En coherencia con lo expuesto, en esta ley se introduce un concepto nuevo: la justicia intergeneracional. El bienestar de las generaciones presentes y futuras solo será posible si se garantiza que los organismos públicos y cualquier actor privado tengan en cuenta, en términos de bienestar ambiental, social, económico y cultural, las externalidades negativas de todas sus actuaciones y planificaciones estratégicas y el impacto de sus actuaciones sobre las generaciones futuras.
En esta estela, el objeto de esta ley es velar para que las actuaciones de las instituciones públicas de las Illes Balears garanticen el bienestar ecológico, económico y social de las generaciones presentes y futuras de las Illes Balears.
En la presente ley se encuentran formulados los siguientes principios: desarrollo sostenible, participación ciudadana y transparencia, precaución, prevención, dignidad de la vida, los principios de ecodependencia e interdependencia, diversificación, bien común y no regresión.
En los dos artículos del título II, se contienen los objetivos que se pretenden lograr y las actividades que se vinculan a ellos. La ley, en este título, se fija también como objetivos a lograr la prosperidad social colectiva; la resiliencia; la salud, entendida desde la concepción integral, multisectorial y amplia; la igualdad; la cohesión social; la cultura, en relación con la promoción y la protección del propio patrimonio natural y cultural; y la responsabilidad.
Finalmente, establece aquellas actividades públicas que se encuentran especialmente vinculadas por los principios generales y los objetivos a lograr.
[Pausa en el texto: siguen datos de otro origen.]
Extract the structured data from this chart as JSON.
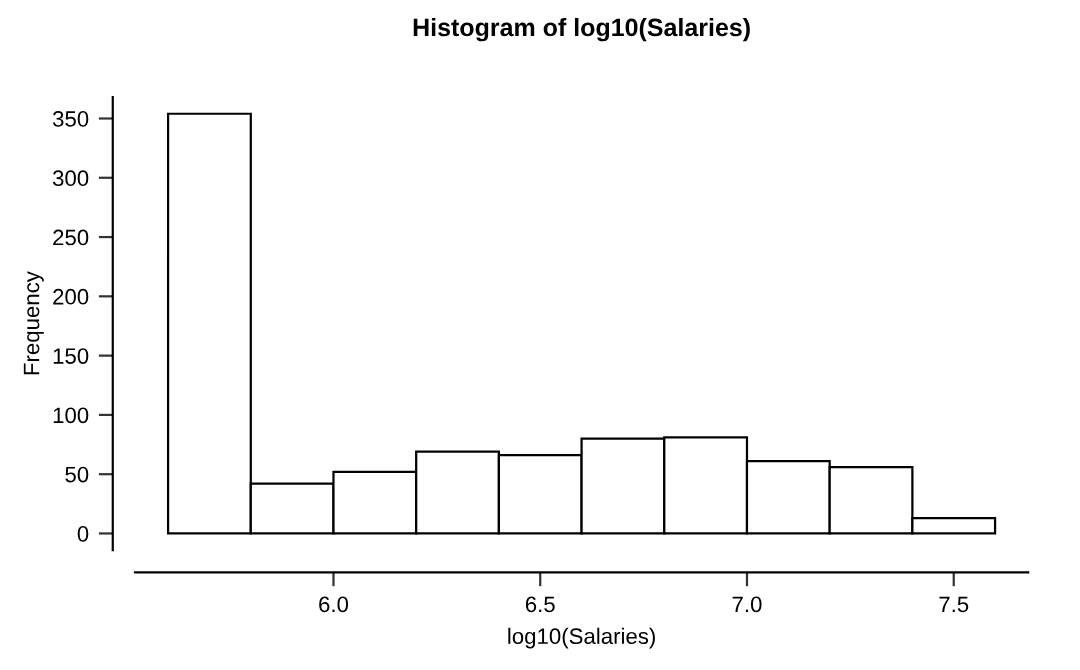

El título III, referido a la evaluación de las políticas públicas, contiene tres artículos, el primero de los cuales se ocupa de la evaluación de la actividad normativa del Gobierno de las llles Balears. El segundo hace una referencia específica a la evaluación de impacto sobre el bienestar de las generaciones presentes y futuras en los anteproyectos de ley de presupuestos. Y el tercero determina la elaboración de un informe anual de evaluación de impacto sobre el bienestar de las generaciones presentes y futuras de las políticas públicas, respecto a aquella actividad pública que se encuentra especialmente vinculada a los principios y objetivos de la ley.
El título IV crea y regula la Comisión para el bienestar de las generaciones presentes y futuras.
Entrada en vigor: 14 de abril de 2023. No obstante, la regulación que se contiene en los títulos II y III produce efectos a partir del momento en que se constituya la Comisión para el bienestar de las generaciones presentes y futuras de las Illes Balears, se fijen sus criterios de funcionamiento y se hayan aprobado las guías que orientarán las instituciones públicas en la evaluación de impacto sobre el bienestar de las generaciones presentes y futuras en el ejercicio de sus funciones que se establecen en el artículo 17 de esta ley.